Limitations & Future Work

  • The analysis is primarily based on black-box probing (text-only/image-only testing) and lacks examination of internal model mechanisms (e.g., attention, gradients).
  • Coverage is limited to the VQA paradigm; multimodal generation, retrieval, and other task formats are not addressed.
  • The quantitative metrics of the data spectrum are contingent on the capability ceiling of the specific MLLMs used; different models may yield different spectral distributions.
  • No concrete recommendations are provided for designing benchmarks that genuinely require cross-modal reasoning.
  • VQA bias analysis: VQA-CP, AdVQA — this paper extends point-wise bias analysis to systematic spectral analysis.
  • MLLM evaluation: MMBench, MM-Vet — this paper reveals that these evaluations may overestimate cross-modal reasoning ability.
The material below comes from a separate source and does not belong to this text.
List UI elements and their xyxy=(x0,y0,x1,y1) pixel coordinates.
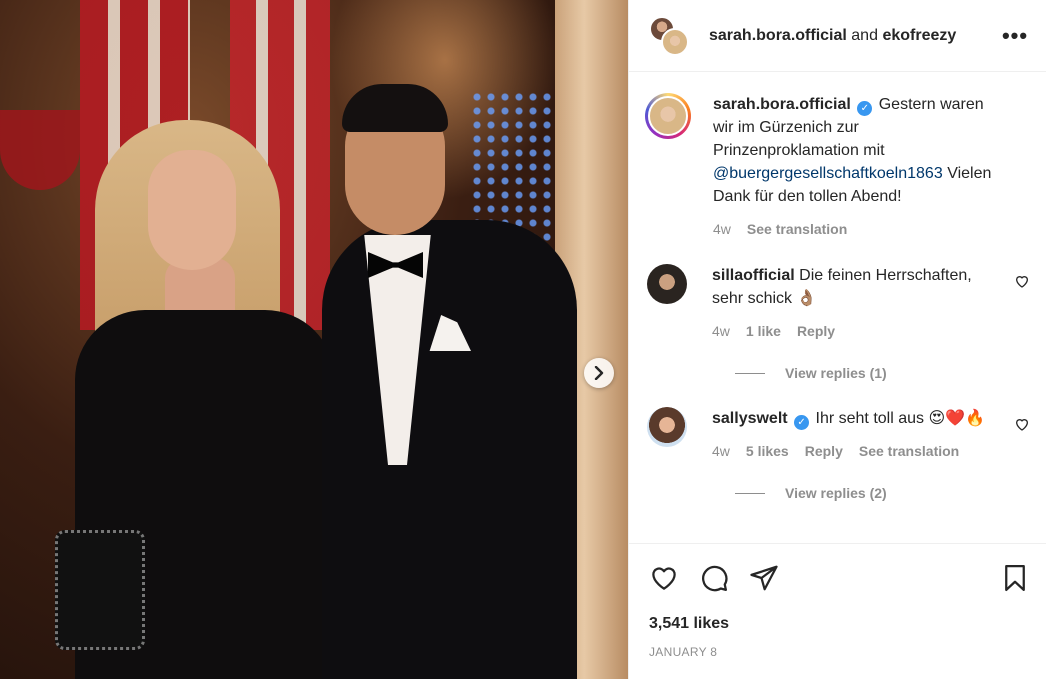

  • Dataset design: Balanced VQA, CounterFactual VQA — eliminating one type of bias while inadvertently introducing another.
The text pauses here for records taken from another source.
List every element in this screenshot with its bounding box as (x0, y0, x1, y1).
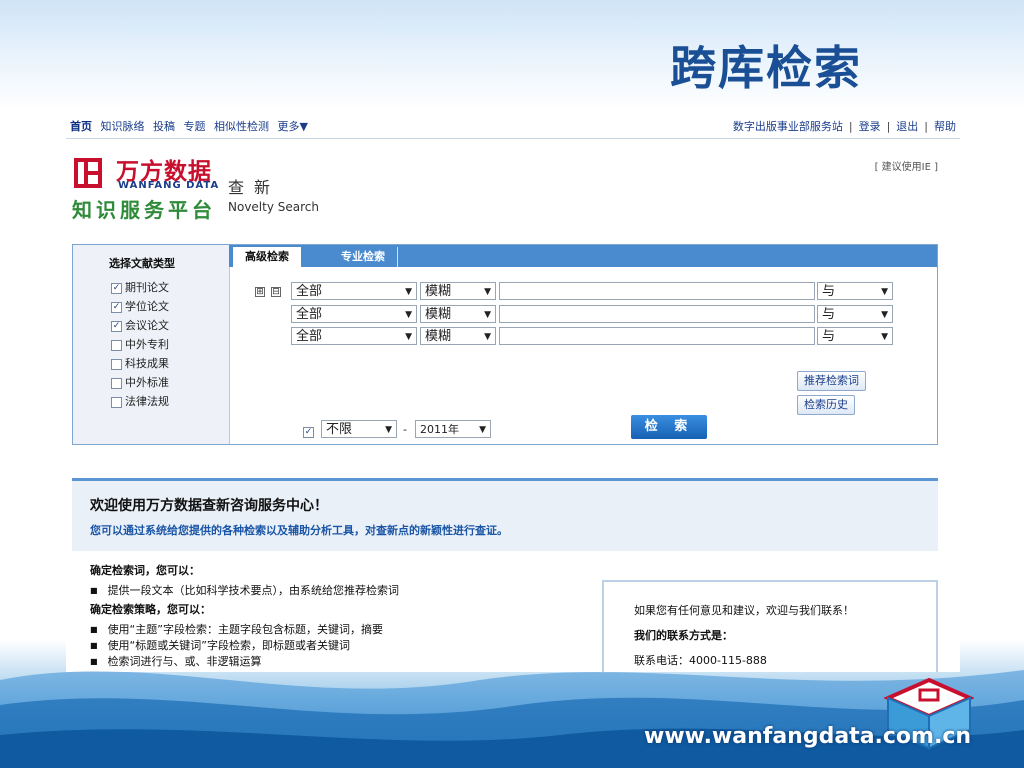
dropdown-arrow-icon: ▼ (479, 425, 486, 435)
checkbox-checked-icon[interactable]: ✓ (111, 301, 122, 313)
date-dash: - (403, 423, 407, 436)
dropdown-arrow-icon: ▼ (484, 287, 491, 297)
checkbox-icon[interactable] (111, 358, 122, 370)
dropdown-arrow-icon: ▼ (881, 310, 888, 320)
dropdown-arrow-icon: ▼ (881, 287, 888, 297)
contact-invite: 如果您有任何意见和建议，欢迎与我们联系！ (634, 604, 854, 617)
checkbox-icon[interactable] (111, 396, 122, 408)
browser-screenshot: 首页 知识脉络 投稿 专题 相似性检测 更多▼ 数字出版事业部服务站 | 登录 | 退出… (66, 110, 960, 672)
dropdown-arrow-icon: ▼ (405, 310, 412, 320)
dropdown-arrow-icon: ▼ (405, 332, 412, 342)
checkbox-checked-icon[interactable]: ✓ (111, 320, 122, 332)
dropdown-arrow-icon: ▼ (405, 287, 412, 297)
match-select-2[interactable]: 模糊 ▼ (420, 305, 496, 323)
nav-home[interactable]: 首页 (70, 120, 92, 133)
doc-type-column: 选择文献类型 ✓ 期刊论文 ✓ 学位论文 ✓ 会议论文 中外专利 科技成果 中外标准 … (73, 245, 230, 444)
nav-item-similarity[interactable]: 相似性检测 (214, 120, 269, 133)
expand-icon[interactable]: ⊞ (255, 287, 265, 297)
search-tabs: 高级检索 专业检索 (229, 245, 937, 267)
checkbox-icon[interactable] (111, 377, 122, 389)
query-input-3[interactable] (499, 327, 815, 345)
search-button[interactable]: 检 索 (631, 415, 707, 439)
contact-heading: 我们的联系方式是： (634, 629, 733, 642)
dropdown-arrow-icon: ▼ (484, 310, 491, 320)
search-panel: 选择文献类型 ✓ 期刊论文 ✓ 学位论文 ✓ 会议论文 中外专利 科技成果 中外标准 … (72, 244, 938, 445)
top-nav: 首页 知识脉络 投稿 专题 相似性检测 更多▼ (70, 118, 313, 134)
nav-item-knowledge[interactable]: 知识脉络 (101, 120, 145, 133)
search-history-button[interactable]: 检索历史 (797, 395, 855, 415)
date-to-select[interactable]: 2011年 ▼ (415, 420, 491, 438)
doc-type-conference[interactable]: ✓ 会议论文 (111, 317, 169, 333)
logic-select-1[interactable]: 与 ▼ (817, 282, 893, 300)
link-logout[interactable]: 退出 (896, 120, 918, 133)
dropdown-arrow-icon: ▼ (881, 332, 888, 342)
doc-type-title: 选择文献类型 (109, 257, 175, 270)
tab-advanced-search[interactable]: 高级检索 (233, 247, 301, 267)
help-heading-terms: 确定检索词，您可以： (90, 564, 200, 577)
checkbox-checked-icon[interactable]: ✓ (111, 282, 122, 294)
link-help[interactable]: 帮助 (934, 120, 956, 133)
collapse-icon[interactable]: ⊟ (271, 287, 281, 297)
logo-en: WANFANG DATA (118, 180, 220, 191)
help-heading-strategy: 确定检索策略，您可以： (90, 603, 211, 616)
slide-title: 跨库检索 (670, 41, 862, 95)
wave-decoration (0, 670, 1024, 768)
divider (66, 138, 960, 139)
match-select-1[interactable]: 模糊 ▼ (420, 282, 496, 300)
nav-item-more[interactable]: 更多▼ (278, 120, 308, 133)
match-select-3[interactable]: 模糊 ▼ (420, 327, 496, 345)
recommend-terms-button[interactable]: 推荐检索词 (797, 371, 866, 391)
doc-type-thesis[interactable]: ✓ 学位论文 (111, 298, 169, 314)
doc-type-journal[interactable]: ✓ 期刊论文 (111, 279, 169, 295)
date-from-select[interactable]: 不限 ▼ (321, 420, 397, 438)
wanfang-logo-icon (74, 158, 102, 188)
query-input-2[interactable] (499, 305, 815, 323)
logic-select-3[interactable]: 与 ▼ (817, 327, 893, 345)
doc-type-patent[interactable]: 中外专利 (111, 336, 169, 352)
top-right-links: 数字出版事业部服务站 | 登录 | 退出 | 帮助 (732, 120, 956, 133)
link-service-station[interactable]: 数字出版事业部服务站 (733, 120, 843, 133)
link-login[interactable]: 登录 (859, 120, 881, 133)
ie-note: [ 建议使用IE ] (874, 162, 938, 173)
logo-subtitle: 知识服务平台 (72, 198, 216, 222)
welcome-banner: 欢迎使用万方数据查新咨询服务中心！ 您可以通过系统给您提供的各种检索以及辅助分析… (72, 478, 938, 551)
doc-type-achievement[interactable]: 科技成果 (111, 355, 169, 371)
date-checkbox-icon[interactable]: ✓ (303, 427, 314, 438)
nav-item-topics[interactable]: 专题 (184, 120, 206, 133)
tab-professional-search[interactable]: 专业检索 (329, 247, 398, 267)
checkbox-icon[interactable] (111, 339, 122, 351)
help-item: 使用“主题”字段检索：主题字段包含标题，关键词，摘要 (90, 621, 383, 637)
field-select-3[interactable]: 全部 ▼ (291, 327, 417, 345)
doc-type-law[interactable]: 法律法规 (111, 393, 169, 409)
website-url: www.wanfangdata.com.cn (644, 724, 972, 749)
field-select-1[interactable]: 全部 ▼ (291, 282, 417, 300)
field-select-2[interactable]: 全部 ▼ (291, 305, 417, 323)
query-input-1[interactable] (499, 282, 815, 300)
welcome-title: 欢迎使用万方数据查新咨询服务中心！ (90, 498, 328, 514)
nav-item-submit[interactable]: 投稿 (153, 120, 175, 133)
dropdown-arrow-icon: ▼ (385, 425, 392, 435)
logic-select-2[interactable]: 与 ▼ (817, 305, 893, 323)
help-item: 提供一段文本（比如科学技术要点），由系统给您推荐检索词 (90, 582, 400, 598)
novelty-en: Novelty Search (228, 200, 319, 214)
welcome-subtitle: 您可以通过系统给您提供的各种检索以及辅助分析工具，对查新点的新颖性进行查证。 (90, 524, 508, 537)
dropdown-arrow-icon: ▼ (484, 332, 491, 342)
doc-type-standard[interactable]: 中外标准 (111, 374, 169, 390)
novelty-cn: 查新 (228, 178, 281, 197)
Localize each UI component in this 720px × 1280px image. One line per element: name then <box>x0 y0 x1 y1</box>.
  • Insight: Future multimodal benchmark design should first calibrate the bias distribution on the data spectrum to ensure that cross-modal reasoning is the genuine bottleneck rather than a shortcut.
  • Extended reflection: The data spectrum methodology can be generalized to benchmark quality auditing for more modality combinations, such as audio-language and video-language.
  • Recommendation: All multimodal benchmark papers should report image-only, text-only, and random baseline scores, rather than reporting only full-input performance.

Rating

  • Novelty: ⭐⭐⭐⭐ The data spectrum framework is novel, with counter-intuitive and valuable findings.
  • Experimental Thoroughness: ⭐⭐⭐⭐⭐ 23 benchmarks × 36 models with multi-scale and multi-type validation — extremely comprehensive.
  • Writing Quality: ⭐⭐⭐⭐ Clear structure; radar charts and sub-category visualizations are intuitive.
  • Value: ⭐⭐⭐⭐⭐ Directly informative for community benchmark design and model evaluation standards.